この報告書と手紙が届いてからというもの毎晩レヴァインはこれらを読んでいた。
そこにはジェームズが疫病を危惧して国に援助を求めていたこと。しかし、一向に動かない国に直談判までしていたことなど、ジェームズのこの災厄における動向が書かれていた。

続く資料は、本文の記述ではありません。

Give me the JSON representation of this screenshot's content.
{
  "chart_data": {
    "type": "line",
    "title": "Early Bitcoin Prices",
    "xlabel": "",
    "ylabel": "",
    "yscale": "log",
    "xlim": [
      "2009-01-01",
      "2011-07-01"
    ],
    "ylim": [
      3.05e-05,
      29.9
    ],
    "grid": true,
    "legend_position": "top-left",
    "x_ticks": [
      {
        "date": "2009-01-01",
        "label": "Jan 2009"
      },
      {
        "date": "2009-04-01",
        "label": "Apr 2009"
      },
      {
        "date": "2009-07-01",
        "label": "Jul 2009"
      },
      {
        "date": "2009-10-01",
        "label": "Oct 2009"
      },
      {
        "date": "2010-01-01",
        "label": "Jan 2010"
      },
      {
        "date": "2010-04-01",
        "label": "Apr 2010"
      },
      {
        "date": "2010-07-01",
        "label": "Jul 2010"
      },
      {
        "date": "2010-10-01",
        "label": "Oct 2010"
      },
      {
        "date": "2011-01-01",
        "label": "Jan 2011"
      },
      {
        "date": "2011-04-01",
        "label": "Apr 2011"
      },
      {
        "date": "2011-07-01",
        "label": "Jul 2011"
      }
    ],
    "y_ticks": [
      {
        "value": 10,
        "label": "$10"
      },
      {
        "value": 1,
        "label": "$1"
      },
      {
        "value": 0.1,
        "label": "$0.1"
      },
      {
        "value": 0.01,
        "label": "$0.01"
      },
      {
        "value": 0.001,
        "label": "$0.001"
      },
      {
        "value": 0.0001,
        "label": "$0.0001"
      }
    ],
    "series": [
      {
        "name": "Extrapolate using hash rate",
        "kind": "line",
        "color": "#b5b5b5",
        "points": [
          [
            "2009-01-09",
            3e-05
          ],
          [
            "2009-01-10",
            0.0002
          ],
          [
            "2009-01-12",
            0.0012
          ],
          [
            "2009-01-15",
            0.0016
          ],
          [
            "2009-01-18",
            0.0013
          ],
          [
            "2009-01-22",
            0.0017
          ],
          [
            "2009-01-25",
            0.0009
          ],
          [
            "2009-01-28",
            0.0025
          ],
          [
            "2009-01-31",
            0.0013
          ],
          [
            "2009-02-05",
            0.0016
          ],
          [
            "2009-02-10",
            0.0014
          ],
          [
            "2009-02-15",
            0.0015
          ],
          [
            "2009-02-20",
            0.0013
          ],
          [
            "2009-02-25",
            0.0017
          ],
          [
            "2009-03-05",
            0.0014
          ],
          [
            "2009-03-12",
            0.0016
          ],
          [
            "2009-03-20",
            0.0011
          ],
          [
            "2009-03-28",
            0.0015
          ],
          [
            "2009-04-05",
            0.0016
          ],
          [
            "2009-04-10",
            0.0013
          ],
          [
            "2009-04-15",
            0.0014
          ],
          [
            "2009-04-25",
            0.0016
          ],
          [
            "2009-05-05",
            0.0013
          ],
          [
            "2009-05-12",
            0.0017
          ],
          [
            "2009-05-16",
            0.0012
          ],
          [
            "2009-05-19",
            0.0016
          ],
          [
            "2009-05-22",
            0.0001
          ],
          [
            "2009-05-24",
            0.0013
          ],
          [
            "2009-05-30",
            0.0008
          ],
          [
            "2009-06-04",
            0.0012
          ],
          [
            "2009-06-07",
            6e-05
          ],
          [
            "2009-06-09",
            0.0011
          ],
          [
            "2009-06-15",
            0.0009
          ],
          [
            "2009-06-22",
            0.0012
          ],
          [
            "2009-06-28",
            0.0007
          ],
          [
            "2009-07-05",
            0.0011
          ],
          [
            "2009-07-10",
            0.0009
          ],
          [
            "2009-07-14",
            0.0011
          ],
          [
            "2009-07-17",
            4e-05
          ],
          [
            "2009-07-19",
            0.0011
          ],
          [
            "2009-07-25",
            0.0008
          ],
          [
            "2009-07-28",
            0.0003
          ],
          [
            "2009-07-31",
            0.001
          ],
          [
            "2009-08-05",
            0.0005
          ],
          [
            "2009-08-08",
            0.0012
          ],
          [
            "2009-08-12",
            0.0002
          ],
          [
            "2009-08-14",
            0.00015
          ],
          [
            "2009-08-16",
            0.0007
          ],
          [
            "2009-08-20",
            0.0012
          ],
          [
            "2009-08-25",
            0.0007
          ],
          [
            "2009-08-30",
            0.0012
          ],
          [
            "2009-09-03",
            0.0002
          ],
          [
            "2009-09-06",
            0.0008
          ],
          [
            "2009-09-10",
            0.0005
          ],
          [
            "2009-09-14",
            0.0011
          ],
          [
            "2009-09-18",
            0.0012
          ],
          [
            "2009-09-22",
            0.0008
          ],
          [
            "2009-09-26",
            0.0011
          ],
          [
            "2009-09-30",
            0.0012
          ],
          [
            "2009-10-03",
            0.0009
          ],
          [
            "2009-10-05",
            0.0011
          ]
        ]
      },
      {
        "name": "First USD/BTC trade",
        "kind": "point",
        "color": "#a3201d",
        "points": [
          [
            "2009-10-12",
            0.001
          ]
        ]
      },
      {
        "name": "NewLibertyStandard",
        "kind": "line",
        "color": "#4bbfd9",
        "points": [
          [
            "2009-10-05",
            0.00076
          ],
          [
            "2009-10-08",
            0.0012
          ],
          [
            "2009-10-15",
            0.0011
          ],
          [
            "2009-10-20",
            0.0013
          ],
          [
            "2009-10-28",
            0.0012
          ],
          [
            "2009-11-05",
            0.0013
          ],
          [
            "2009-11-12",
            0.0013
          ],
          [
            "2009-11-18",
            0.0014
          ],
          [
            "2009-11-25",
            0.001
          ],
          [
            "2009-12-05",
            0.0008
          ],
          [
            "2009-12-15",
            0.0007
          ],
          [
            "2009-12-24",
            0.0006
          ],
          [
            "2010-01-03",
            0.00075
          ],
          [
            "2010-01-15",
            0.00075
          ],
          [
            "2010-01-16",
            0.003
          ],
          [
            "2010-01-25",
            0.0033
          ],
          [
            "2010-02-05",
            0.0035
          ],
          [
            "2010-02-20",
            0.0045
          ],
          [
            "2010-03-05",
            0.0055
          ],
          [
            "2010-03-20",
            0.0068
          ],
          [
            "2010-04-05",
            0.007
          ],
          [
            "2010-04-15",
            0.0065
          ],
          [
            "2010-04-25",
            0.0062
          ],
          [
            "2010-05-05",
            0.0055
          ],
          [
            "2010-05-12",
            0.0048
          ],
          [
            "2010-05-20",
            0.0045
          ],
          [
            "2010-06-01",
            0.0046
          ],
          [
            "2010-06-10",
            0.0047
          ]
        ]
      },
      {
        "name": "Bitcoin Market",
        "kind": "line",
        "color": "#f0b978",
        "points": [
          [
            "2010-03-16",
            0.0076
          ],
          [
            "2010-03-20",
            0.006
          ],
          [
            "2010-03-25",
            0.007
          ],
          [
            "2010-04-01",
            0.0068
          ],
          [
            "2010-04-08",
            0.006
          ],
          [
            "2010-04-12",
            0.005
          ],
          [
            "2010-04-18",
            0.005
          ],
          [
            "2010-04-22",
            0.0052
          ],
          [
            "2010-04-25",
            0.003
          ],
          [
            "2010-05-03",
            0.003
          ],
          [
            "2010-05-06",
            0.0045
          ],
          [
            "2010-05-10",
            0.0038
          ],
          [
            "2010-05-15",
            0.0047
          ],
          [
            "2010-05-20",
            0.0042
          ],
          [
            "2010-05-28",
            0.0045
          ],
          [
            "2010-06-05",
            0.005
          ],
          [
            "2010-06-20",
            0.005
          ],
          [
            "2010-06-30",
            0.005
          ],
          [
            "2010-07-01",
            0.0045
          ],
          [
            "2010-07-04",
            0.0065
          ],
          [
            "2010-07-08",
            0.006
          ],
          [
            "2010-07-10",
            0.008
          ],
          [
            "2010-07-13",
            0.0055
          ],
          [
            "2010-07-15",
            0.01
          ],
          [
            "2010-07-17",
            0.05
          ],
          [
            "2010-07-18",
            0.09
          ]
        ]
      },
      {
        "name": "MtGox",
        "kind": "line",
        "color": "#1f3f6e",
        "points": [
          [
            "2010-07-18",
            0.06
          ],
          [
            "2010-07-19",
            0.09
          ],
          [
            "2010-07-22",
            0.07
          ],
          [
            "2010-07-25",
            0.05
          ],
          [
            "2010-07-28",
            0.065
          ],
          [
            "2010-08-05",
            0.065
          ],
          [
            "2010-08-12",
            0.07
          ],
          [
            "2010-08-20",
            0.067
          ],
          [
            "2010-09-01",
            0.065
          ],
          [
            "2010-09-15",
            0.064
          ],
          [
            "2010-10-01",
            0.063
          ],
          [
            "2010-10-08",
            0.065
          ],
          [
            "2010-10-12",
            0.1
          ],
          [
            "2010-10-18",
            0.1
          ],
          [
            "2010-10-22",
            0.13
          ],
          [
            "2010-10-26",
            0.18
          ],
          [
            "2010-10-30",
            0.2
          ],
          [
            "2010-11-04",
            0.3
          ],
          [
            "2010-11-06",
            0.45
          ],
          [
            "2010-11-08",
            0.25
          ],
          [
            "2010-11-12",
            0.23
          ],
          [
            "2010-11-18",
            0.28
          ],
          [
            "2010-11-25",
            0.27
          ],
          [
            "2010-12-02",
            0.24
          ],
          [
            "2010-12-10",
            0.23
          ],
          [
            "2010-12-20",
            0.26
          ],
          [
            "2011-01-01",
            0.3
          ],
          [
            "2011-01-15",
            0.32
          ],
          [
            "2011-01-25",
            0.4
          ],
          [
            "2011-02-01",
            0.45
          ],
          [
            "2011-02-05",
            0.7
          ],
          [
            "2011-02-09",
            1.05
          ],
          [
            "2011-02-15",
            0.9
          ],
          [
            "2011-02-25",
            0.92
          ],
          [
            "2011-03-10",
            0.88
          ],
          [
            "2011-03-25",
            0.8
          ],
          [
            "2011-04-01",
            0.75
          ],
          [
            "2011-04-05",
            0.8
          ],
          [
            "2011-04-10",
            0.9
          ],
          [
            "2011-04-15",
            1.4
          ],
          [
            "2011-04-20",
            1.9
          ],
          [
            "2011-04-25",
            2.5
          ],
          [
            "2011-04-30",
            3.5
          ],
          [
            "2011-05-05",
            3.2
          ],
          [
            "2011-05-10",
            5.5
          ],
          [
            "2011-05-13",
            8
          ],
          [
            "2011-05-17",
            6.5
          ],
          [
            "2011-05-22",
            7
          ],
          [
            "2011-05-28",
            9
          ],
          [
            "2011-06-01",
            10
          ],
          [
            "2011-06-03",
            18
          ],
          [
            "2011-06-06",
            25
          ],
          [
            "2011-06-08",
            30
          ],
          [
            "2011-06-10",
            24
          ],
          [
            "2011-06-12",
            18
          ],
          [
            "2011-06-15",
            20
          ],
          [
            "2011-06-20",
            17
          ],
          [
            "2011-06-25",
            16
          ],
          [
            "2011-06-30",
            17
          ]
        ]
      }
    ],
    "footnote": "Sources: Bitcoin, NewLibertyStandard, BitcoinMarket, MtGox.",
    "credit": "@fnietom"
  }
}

それらはジェームズから届いた遺書に書かれている内容の通りだった。
(ジェームズ…私達はなんと愚かだったのか…お前は無実だった…だとすると、ジェームズをハメたのはウォルトン、マローンか…)
相手はこの国の貴族の最高位に立つ五大公のうち二人。
一介の一貴族では戦うどころか、相手にもされない可能性の方が高い。
(ジェームズ…リサ…すまない。今のままでは奴らと刺し違えることすらできん。もう少し力を蓄えなければ奴らには…。いや、残りの大公についても調べる必要がある。それにもしかすると陛下もまた…)
◆◆◆
レヴァイン卿が掌を前に出して何かをしようとした。
(何だっ…)
僕が村正をいつでも抜けるよう体を低くした時だった。
『バゴォォォオンッ』
(え?)
僕らが入ってきた入口とは別の玉座の近くの扉がなくなっていた。
「「「「あっ」」」」
筋骨隆々で体のでかいお爺ちゃんが姿を現した。
「いけませんっ、まだ病み上がりです…」
「ええいっ、うるさいぞっ、テレサっ」
真っ赤な顔で腰にしがみついたテレサさんを引きずってお爺ちゃんが玉座まで歩いてくる。
「テレサさんっ?」「陛下っ」
皆の声が重なった。
(陛下?言われてみれば王子と似ているかも…って、この人が王様?あれ?そう言えばまだ安静なんじゃ…)
「ウォルトンっ、マローンっ」
レヴァイン卿と二人の大公の間に王様が割り込む。
王はレヴァイン卿と向かい合い、背後にうずくまる大公に尋ねた。
「今のレヴァインの話っ、真のことかっ?」
王様が右手を出すと、テレサさんがいつの間にか脇に控えていてサッと剣の柄を差し出していた。
『シュッ』
勢いよく抜かれた剣が白く輝いた。王とレヴァイン卿が睨み合う。
(ど、どうなっちゃうの?)
その場にいたものが固唾を呑んで見守る。
「先程からのレヴァインの話、扉の向こうでしかと聞かせてもらった。民なくしては我々は存在出来ん。だからこそ貴族は民のためにあるべき。それこそがこの国の貴族としての心構えのはずだ」
剣を抜いた王様は振り返って二人の大公にその切っ先を向けた。
「真のことかと聞いておるのだが?」
「いや…あの…」
「はっきり言わんかあぁぁぁっ」
口ごもる二人に激しい怒声が飛ぶ。
「……」
二人の大公はそれでも何も言わない。
「…沈黙は、レヴァインの言うことに間違いはない、ということじゃな?……貴様ら、民が苦しむのを分かっていた上で、アンソニーの訴えを無視して、民のために行動した仲間を陥れたというのだな?」
王様のこめかみに血管が浮き、その声は怒りで空気を揺らせた。
「貴様らああぁぁっ、立てぇぇいっ」
俯いたまま立ち上がったウォルトン卿とマローン卿の顔に王様の拳が飛んだ。
『ゴッ、ドガアアア』
二人は吹っ飛んだあげく、絨毯にあり得ない姿勢で倒れこむ。
(あの音…殴った時の音じゃないよね…生きてるの…かな?)
そして、王様は今度はレヴァイン卿を振り返った。
「すまぬっ、レヴァインっ、そしてかの件で被害を受けた全ての者に謝りたい。ワシが至らぬばかりに、多くの命を奪ってしまった」
王様がレヴァイン卿に頭を下げた。
「ワシがもっとしっかりしておれば、奴らが不正をするのも防げたはずじゃった…ワシの怠慢じゃ」
さらに、テレサさんから鞘を受けとると、剣を収めて、レヴァイン卿に渡すと、レヴァイン卿の前に跪いて首を差し出した。